LOCALRQA: From Generating Data to Locally Training, Testing, and Deploying Retrieval-Augmented QA Systems
Xiao Yu Columbia University, Yunan Lu Columbia University, Zhou Yu Columbia University

Abstract:
Retrieval-augmented question-answering systems combine retrieval techniques with large language models to provide answers that are more accurate and informative. Many existing toolkits allow users to quickly build such systems using off-the-shelf models, but they fall short in supporting researchers and developers to customize the model training, testing, and deployment process. We propose LOCALRQA1 , an open-source toolkit that features a wide selection of model training algorithms, evaluation methods, and deployment tools curated from the latest research. As a showcase, we build QA systems using online documentation obtained from Databricks and Faire’s websites. We find 7B-models trained and deployed using LOCALRQA reach a similar performance compared to using OpenAI’s text-ada-002 and GPT-4-turbo.

 

Large Language Models are Few-Shot Training Example Generators: A Case Study in Fallacy Recognition
Tariq Alhindi Mohamed bin Zayed University of Artificial Intelligence, Smaranda Muresan Columbia University, Preslav Nakov Mohamed bin Zayed University of Artificial Intelligence

Abstract:
Recognizing fallacies is crucial for ensuring the quality and validity of arguments across various domains. However, computational fallacy recognition faces challenges due to the diverse genres, domains, and types of fallacies found in datasets. This leads to a highly multiclass, and even multi-label, setup with substantial class imbalance. In this study, we aim to enhance existing models for fallacy recognition by incorporating additional context and by leveraging large language models to generate synthetic data, thus increasing the representation of the infrequent classes. We experiment with GPT-3.5 to generate synthetic examples and we examine the impact of prompt settings for this. Moreover, we explore zero-shot and few-shot scenarios to evaluate the effectiveness of using the generated examples for training smaller models within a unified fallacy recognition framework.

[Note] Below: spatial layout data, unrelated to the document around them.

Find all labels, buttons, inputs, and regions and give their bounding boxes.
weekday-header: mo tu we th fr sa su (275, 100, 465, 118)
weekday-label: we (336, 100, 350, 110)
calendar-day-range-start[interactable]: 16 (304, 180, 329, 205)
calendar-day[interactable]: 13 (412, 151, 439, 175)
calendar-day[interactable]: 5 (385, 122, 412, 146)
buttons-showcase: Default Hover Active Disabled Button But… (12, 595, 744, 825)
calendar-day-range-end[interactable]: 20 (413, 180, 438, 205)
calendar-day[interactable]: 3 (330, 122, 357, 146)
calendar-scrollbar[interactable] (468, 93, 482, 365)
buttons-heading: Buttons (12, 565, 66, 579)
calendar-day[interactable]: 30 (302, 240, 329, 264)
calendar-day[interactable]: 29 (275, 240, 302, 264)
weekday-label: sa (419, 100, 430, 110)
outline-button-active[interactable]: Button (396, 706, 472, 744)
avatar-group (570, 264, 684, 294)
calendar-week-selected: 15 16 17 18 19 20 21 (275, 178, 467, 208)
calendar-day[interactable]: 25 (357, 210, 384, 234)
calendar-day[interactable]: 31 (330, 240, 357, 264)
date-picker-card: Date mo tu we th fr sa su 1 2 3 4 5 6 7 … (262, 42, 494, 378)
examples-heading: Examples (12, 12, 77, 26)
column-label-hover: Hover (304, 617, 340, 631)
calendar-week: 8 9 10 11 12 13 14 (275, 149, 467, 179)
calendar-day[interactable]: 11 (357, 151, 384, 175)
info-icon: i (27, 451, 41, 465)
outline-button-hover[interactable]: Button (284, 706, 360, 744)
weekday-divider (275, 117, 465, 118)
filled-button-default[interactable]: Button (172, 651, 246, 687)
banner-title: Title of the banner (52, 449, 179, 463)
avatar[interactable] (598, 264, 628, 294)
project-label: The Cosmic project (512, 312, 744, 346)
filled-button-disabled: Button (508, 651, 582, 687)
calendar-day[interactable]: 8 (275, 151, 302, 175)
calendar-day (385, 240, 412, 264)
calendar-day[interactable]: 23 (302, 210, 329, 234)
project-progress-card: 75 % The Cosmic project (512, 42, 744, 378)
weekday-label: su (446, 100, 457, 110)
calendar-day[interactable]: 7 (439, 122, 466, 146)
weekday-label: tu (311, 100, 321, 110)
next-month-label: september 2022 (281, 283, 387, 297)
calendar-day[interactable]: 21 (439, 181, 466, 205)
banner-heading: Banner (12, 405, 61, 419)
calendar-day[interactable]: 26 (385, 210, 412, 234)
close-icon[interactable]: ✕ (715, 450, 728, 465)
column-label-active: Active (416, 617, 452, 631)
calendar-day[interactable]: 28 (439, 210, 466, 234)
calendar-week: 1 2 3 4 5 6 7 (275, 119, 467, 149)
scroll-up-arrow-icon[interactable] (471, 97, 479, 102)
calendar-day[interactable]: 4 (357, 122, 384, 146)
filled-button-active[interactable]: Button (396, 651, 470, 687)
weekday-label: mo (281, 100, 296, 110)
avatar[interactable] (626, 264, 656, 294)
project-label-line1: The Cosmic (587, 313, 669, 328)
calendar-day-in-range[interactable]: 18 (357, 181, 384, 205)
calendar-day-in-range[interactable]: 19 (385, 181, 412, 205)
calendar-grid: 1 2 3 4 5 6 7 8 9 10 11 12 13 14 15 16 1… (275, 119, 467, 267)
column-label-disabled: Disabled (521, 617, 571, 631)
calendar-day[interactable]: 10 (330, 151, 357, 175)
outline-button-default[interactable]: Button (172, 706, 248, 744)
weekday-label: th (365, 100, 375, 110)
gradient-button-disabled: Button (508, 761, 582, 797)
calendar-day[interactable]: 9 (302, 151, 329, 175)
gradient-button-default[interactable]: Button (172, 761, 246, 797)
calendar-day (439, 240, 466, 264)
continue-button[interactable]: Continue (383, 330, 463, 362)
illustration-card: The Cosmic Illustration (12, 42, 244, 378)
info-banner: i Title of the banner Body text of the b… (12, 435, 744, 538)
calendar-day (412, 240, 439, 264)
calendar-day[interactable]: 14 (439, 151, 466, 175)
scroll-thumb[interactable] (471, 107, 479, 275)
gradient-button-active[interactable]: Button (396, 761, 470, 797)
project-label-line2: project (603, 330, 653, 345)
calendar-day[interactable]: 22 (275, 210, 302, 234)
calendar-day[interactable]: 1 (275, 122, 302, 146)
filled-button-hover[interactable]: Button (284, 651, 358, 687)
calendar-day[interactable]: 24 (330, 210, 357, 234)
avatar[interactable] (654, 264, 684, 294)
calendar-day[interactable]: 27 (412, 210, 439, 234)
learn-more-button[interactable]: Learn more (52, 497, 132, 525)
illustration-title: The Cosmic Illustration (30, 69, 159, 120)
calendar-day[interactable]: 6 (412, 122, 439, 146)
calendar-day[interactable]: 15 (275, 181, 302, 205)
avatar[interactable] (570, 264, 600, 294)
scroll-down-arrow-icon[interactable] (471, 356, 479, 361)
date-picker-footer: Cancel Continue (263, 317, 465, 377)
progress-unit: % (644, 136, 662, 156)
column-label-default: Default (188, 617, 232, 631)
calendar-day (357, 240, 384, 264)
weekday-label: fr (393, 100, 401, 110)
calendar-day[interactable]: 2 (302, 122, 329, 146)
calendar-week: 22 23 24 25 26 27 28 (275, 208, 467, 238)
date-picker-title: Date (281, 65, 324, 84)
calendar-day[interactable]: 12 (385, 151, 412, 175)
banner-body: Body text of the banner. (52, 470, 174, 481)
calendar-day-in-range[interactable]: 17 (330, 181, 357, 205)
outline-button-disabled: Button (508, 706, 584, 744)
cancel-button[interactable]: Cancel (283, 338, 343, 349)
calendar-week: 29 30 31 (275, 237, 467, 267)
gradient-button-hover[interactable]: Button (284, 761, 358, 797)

Furthermore, we analyze the overlap between the synthetic data and existing fallacy datasets. Finally, we investigate the usefulness of providing supplementary context for detecting fallacy types that need such context, e.g., diversion fallacies. Our evaluation results demonstrate consistent improvements across fallacy types, datasets, and generators. The code and the synthetic datasets are all publicly available.